The future is bright for prostate cancer research. It’s glowing, in fact, thanks to new tools that combine the eye-catching fluorescence of microscopy with next-generation sequencing tools.
LJI Assistant Professor Miguel Reina-Campos, Ph.D., specializes in using spatial transcriptomics tools to advance the field of tissue immunology. Spatial transcriptomics gives scientists a way to track where immune cells are located (the “spatial” part) and exactly how those immune cells are trying to protect the body (the “transcriptomics” part).

By tracking this immune-cell activity, Dr. Reina-Campos can help guide the development of new immunotherapies for prostate cancer, a disease that kills around 35,700 men each year.
“No one has ever profiled tissues like this before,” says Dr. Reina-Campos. “Spatial transcriptomics enables us to look at hundreds of thousands of cells and thousands of genes in prostate tissues.”
When you take away testosterone
Already, Dr. Reina-Campos has shown the power of spatial transcriptomics in studying T cells that fight pathogens in the gut. He has also developed a promising approach for powering up T cells to better fight tumors.
Now Dr. Reina-Campos is investigating how specialized “tissue-resident memory CD8+ T cells” fight prostate cancer.
Scientists know these T cells have the power to kill tumor cells. But T cells don’t work alone. They interact with other immune cells, and they can sense a huge range of signaling molecules, including testosterone and estrogen. These signaling molecules direct T-cell activity, including antitumor activity.
So what happens if you need to fight a tumor, but you suddenly take away testosterone?
“The standard of care for prostate cancer is androgen deprivation—or ‘chemical castration’—in which you reduce testosterone levels almost to zero,” says Dr. Reina-Campos. “But the role of testosterone and its sensor, which is an androgen receptor on immune cells, is not really well known.”
Scientists need to know how androgen deprivation affects cancer-fighting T cells. With spatial transcriptomics, Dr. Reina-Campos can track T-cell activity before and after androgen deprivation. He can uncover exactly which kinds of T cells jump into action and how those T cells travel through tissues to find their targets.

Prostate cancer research may be just the beginning. Dr.

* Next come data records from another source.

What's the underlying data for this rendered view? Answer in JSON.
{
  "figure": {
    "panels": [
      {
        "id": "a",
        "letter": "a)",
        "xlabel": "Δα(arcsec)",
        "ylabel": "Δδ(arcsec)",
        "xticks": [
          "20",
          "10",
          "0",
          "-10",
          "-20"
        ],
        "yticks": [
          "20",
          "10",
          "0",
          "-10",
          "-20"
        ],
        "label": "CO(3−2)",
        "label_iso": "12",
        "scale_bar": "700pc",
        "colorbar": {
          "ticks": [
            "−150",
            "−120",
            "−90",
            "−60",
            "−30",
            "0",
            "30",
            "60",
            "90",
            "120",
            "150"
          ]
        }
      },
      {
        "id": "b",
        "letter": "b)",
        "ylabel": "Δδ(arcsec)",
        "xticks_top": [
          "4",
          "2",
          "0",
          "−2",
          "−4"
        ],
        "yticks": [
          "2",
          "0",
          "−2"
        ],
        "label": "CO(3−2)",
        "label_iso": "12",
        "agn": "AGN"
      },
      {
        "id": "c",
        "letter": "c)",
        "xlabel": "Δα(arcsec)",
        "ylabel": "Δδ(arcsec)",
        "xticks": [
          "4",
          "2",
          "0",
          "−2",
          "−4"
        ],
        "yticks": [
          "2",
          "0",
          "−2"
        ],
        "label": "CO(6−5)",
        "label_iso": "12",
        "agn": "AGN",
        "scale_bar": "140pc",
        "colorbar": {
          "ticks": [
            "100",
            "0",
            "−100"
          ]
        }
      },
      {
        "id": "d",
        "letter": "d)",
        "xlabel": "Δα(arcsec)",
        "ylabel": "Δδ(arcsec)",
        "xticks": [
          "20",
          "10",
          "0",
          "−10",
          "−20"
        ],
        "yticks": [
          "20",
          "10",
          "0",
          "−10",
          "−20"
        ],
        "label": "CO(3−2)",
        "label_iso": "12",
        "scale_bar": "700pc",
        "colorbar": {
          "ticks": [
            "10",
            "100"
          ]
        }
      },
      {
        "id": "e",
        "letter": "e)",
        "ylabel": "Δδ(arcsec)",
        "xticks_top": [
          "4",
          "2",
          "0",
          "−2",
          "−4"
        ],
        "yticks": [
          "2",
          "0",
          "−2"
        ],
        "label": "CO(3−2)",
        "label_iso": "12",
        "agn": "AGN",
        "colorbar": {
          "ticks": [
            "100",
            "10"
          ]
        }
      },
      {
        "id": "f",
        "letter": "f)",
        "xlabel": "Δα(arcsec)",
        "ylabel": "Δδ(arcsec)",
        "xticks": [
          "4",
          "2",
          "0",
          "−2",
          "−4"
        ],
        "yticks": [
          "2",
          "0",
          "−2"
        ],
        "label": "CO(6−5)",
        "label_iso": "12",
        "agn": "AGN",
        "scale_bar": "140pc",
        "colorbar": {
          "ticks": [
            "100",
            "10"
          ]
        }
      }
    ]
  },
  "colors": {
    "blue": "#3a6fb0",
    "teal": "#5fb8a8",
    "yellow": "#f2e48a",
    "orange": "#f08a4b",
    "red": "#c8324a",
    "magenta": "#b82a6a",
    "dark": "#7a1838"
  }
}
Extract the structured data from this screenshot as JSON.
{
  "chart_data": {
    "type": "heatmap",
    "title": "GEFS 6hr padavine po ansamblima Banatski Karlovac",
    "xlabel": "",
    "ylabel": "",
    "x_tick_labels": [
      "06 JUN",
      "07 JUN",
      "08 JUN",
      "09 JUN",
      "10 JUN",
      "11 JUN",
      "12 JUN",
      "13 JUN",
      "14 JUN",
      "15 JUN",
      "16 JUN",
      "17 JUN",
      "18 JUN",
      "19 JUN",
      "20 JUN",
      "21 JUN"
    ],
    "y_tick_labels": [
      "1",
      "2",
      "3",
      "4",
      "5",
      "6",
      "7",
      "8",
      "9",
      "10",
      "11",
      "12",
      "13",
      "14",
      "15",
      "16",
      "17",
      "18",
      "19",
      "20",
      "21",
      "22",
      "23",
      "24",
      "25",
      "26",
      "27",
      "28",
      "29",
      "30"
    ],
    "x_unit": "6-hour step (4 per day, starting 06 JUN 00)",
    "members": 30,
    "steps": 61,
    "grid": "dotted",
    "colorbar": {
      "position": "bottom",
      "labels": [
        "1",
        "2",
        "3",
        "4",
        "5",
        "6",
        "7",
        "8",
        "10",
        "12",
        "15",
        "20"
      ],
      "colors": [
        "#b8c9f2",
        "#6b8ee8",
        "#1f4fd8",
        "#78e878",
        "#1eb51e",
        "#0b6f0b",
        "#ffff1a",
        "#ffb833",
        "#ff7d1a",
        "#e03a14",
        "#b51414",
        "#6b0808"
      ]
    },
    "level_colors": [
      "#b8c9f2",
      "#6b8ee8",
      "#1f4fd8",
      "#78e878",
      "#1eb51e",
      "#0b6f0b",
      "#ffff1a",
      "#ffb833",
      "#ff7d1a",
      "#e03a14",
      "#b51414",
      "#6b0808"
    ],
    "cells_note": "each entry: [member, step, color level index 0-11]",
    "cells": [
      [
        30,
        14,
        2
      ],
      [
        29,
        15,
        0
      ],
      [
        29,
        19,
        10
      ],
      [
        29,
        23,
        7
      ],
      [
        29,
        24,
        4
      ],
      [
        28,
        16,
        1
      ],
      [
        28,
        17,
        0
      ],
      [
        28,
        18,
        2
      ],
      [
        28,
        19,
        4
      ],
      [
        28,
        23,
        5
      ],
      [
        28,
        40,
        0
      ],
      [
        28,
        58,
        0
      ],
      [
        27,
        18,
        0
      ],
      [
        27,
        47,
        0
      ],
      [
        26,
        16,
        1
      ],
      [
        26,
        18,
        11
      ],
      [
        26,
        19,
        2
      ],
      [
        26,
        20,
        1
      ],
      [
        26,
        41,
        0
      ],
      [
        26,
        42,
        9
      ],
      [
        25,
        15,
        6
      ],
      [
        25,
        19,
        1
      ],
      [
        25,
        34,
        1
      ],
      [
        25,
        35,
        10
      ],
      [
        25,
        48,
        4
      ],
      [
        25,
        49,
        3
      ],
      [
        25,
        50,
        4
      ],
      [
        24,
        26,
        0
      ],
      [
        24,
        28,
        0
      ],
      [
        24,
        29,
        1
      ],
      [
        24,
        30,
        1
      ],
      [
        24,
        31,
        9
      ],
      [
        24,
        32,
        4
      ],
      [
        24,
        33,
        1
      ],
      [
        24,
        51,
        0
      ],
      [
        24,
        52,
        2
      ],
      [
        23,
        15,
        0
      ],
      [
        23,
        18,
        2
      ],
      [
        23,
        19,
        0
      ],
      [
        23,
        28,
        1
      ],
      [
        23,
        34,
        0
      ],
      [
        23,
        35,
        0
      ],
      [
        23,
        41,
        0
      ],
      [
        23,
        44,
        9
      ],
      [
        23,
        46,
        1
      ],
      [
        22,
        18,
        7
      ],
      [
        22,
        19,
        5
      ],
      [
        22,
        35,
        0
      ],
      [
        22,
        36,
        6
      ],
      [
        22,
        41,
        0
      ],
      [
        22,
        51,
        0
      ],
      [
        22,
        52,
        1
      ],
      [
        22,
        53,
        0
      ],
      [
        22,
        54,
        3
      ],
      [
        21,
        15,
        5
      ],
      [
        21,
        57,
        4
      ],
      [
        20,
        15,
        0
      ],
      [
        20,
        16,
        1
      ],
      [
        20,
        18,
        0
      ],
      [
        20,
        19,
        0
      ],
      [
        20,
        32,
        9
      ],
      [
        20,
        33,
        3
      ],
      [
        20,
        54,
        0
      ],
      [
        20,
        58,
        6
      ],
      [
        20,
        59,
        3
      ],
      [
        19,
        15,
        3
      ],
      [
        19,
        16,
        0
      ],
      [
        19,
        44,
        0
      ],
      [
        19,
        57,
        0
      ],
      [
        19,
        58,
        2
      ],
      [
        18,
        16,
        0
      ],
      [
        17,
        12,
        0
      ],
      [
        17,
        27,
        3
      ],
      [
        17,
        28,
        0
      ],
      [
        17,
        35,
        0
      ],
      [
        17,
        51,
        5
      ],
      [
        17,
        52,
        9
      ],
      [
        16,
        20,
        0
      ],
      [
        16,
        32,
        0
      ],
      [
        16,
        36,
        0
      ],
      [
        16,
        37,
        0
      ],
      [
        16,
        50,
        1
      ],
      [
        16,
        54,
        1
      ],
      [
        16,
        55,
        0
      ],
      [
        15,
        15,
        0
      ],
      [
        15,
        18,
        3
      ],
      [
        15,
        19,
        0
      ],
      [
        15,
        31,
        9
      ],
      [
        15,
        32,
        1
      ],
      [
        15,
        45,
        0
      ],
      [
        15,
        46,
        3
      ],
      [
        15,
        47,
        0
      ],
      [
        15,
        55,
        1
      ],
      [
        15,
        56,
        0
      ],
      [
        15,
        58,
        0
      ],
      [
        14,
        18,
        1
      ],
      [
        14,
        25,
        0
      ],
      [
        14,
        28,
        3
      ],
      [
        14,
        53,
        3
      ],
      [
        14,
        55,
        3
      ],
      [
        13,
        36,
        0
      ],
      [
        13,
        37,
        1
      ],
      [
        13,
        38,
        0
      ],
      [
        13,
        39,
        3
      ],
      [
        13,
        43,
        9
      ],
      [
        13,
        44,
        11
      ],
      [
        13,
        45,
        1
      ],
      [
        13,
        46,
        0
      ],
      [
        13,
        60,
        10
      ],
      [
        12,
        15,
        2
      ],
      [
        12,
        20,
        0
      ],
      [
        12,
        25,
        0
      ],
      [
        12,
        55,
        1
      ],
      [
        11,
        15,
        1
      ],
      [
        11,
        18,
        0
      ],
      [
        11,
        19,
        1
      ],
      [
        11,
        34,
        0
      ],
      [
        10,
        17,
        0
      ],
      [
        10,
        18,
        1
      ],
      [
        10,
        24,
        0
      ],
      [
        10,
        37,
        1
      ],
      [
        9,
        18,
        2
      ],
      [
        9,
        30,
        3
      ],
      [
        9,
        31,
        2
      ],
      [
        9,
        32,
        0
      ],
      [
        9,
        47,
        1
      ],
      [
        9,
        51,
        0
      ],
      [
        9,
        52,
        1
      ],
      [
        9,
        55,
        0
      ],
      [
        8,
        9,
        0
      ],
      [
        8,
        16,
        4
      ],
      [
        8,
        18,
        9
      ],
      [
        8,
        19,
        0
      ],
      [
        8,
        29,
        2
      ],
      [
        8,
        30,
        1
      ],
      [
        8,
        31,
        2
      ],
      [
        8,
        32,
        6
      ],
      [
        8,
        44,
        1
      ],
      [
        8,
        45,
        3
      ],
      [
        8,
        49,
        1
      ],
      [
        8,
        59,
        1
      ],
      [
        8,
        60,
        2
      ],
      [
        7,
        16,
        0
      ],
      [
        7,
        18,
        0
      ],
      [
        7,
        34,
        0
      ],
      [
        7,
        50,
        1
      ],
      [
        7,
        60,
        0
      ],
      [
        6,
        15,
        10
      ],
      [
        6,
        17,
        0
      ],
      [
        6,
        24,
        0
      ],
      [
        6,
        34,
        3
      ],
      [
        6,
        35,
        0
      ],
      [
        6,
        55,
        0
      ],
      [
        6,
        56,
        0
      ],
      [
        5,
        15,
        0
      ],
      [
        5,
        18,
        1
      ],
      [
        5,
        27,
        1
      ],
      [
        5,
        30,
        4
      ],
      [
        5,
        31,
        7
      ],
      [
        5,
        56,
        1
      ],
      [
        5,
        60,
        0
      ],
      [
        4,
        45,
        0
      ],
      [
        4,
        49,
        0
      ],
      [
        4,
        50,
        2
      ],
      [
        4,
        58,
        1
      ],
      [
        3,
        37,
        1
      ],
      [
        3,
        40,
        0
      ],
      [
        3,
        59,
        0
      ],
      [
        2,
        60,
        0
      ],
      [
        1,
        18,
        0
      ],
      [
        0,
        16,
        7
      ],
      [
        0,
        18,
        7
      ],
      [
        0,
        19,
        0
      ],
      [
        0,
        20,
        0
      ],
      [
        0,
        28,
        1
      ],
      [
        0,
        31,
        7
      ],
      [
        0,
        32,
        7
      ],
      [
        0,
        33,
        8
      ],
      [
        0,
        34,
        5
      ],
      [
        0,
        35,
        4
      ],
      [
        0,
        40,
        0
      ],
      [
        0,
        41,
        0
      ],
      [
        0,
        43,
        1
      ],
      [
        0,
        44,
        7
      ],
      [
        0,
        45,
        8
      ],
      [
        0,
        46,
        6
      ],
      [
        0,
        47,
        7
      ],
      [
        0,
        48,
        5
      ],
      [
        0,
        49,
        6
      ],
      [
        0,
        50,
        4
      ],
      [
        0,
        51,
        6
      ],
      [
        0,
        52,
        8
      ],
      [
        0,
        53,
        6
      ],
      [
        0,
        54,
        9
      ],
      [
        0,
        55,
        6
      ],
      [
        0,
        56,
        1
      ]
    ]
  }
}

Reina-Campos is looking forward to working closely with collaborators, here in San Diego and across the country, to understand how skyrocketing estrogen levels during pregnancy affect T-cell activity in mammary tissue.
Dr. Reina-Campos is also contributing to UC San Diego and Salk Institute studies into how immune cells guard the placenta to stop disease at what scientists call the maternal-fetal interface.
“This research follows T-cell function all through the monthly cycle, all the way through pregnancy and giving birth—which is when hormone levels really change,” says Dr. Reina-Campos. “This is part of trying to understand the underlying mechanisms of the immune system.”
With spatial transcriptomics, Dr. Reina-Campos can track how T cells move, like glowing constellations, through our tissues. This is a new kind of cartography, a mission that may guide us toward better medicine for all.